This Narrow Space
Elisha Waldman
Schocken Books, New York 2018, 245 pp.
This memoir deals with mortality and challenges and complex situations but it's such a good read you just can't put it down.
Elisha's given name is an inspiration: the biblical Elisha healed a child.
The book's title is taken from a poem by Yehuda Amichai dealing with loss:
Try to remember some details.
For they have no face and their soul is hidden and their crying
Is the same as their laughter,
And they have no life outside this narrow space…
Born in Connecticut to a Conservative rabbi's family and trained in pediatric oncology in New York (Sloan Kettering, Mt. Sinai, Columbia), Waldman spent time in Israel as a teenager and graduated from the Sackler School of Medicine. Accepting a position at Hadassah Hospital in Jerusalem was the culmination of a dream and a fitting challenge for a compassionate man who revels in mountain climbing. Here was his chance to contribute to the Jewish state in his chosen field, right at the hub of the regional conflict: his patients would be children from Jewish, Muslim and Christian communities and the medical staff would be a dedicated Jewish and Arab team.
The job lasted for just seven years, disintegrating after the body blow suffered by Hadassah in the wake of the Madoff financial crisis, just when Waldman – now wiser about how Israel functioned - was about to activate his recently acquired expertise (from Boston) in palliative care by founding a new department within oncology at the hospital.
It is clear throughout the cameos of the cancer patients brought in from Rehavia, Mea Shearim, Ramallah and the Gaza Strip - and the nuanced conversations which ensue - that the doctor cannot focus exclusively on a physical cure or alleviation of symptoms: it is the spiritual aspect of treatment which can offer hope and quality of life. This idea leads Waldman to reconsider the modern estrangement of religion and healing and to delve into the workings of palliative care.
"All you do is talk?" asks a colleague. Waldman recalls Susan Sontag's remark that if you take an interest without helping, you are no more than a voyeur.
At what age can children really understand the concepts of serious illness and death? How much can what Joan Didion described as magical thinking help?

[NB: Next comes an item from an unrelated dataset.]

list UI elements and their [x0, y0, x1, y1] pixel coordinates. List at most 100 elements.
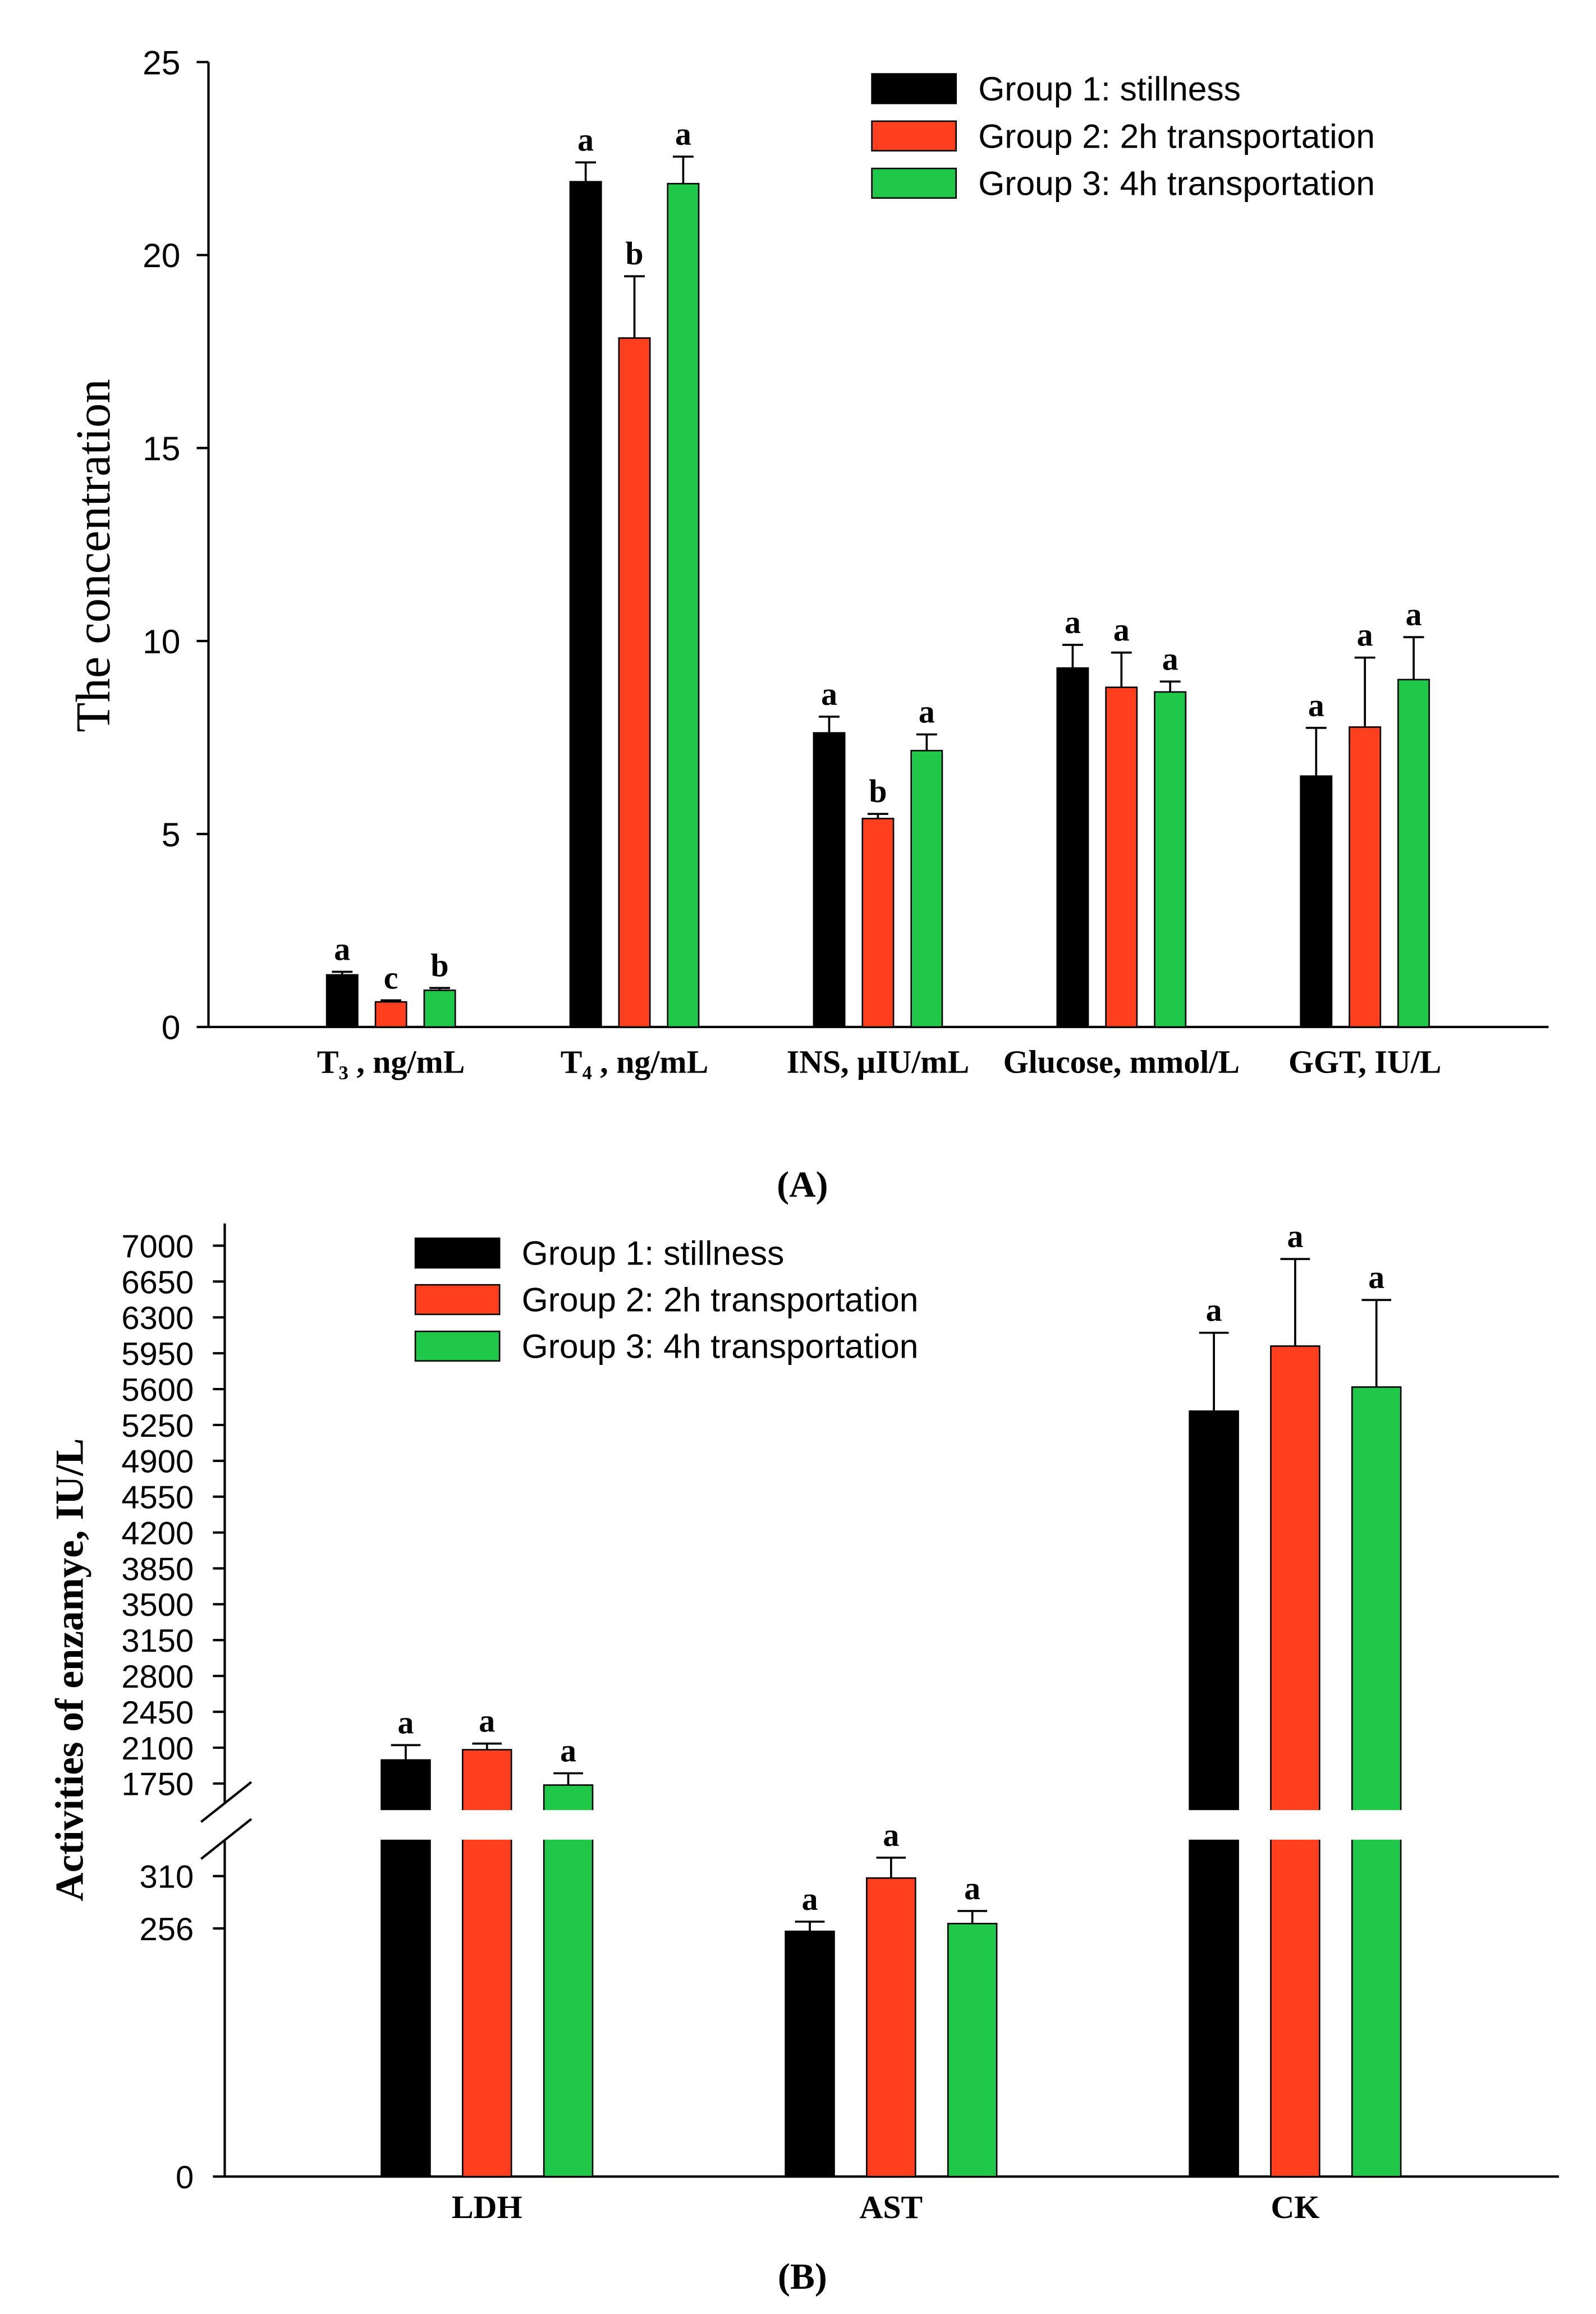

"Never forget," said the senior physician. "If you accompany your patients only until the battle is lost and they are dying, if you abandon them at that point and leave them alone, you have done only part of your job, and not done it well. Your job is to accompany your patients until they are either better or safely on the other side."
In this new discipline, Waldman finds redemption for the failures, the losses, the disappointments and the sadness which accompany the efforts of a caring physician. And through his sensitive observations, the reader learns a little about the personalities and qualities of these young people whose lives are curtailed and of their desperate families who try to cope within the limitations of religious precepts, travel restrictions or the stigma of deformity.
"Being comfortable with not coming up with concrete answers becomes a new skill set in my clinical toolbox."
Waldman also learns the value of silence. And to understand how a sigh can express the ineffable.
"I've heard many families say that the two hardest days in their child's oncologic care were the day when they were first informed of their child's diagnosis, when their world was forever changed, and the day of discharge, when they had to leave the security of our clinic, with its treatment plans and charts, for the uncertainty of life 'after' cancer."
He also shares his experiences of living in Tel Aviv, commuting to Jerusalem, making friends and serving in the army: Israel in peace and at war. He offers his personal take on the events of those seven years – including Operation Cast Lead in Gaza and the Gilad Shalit negotiations - and charts his own development through "identity politics" in a most engaging way.
"I think back to the patients I had cared for as an oncologist who had been removed from treatment protocols because of the inexorable progression of their disease… I am able to articulate now what I only intuited back then, that no matter how scary it is not to have a map, in being 'lost' there is also opportunity."
It takes meeting a special young woman (in Israel) to spur Waldman to surmount his impasse: after their marriage, he returns to the US to work and settles in Chicago to raise his family.
Awaiting a realistic opportunity, they would still like to call Israel their home…
"This book is in part about those children who don't survive. But it's also about those who do survive, though in a manner that leaves them changed in ways that are hard for most of us to grasp…. It's about their families, who are also changed forever, and the clinicians who care for them. And because it's set in Israel, one of the most complex places on earth, it's also about individuals, communities, and even entire nations for whom things don't work out according to hopes or expectations. And, ultimately, it's about how all of these experiences changed me and my own expectations."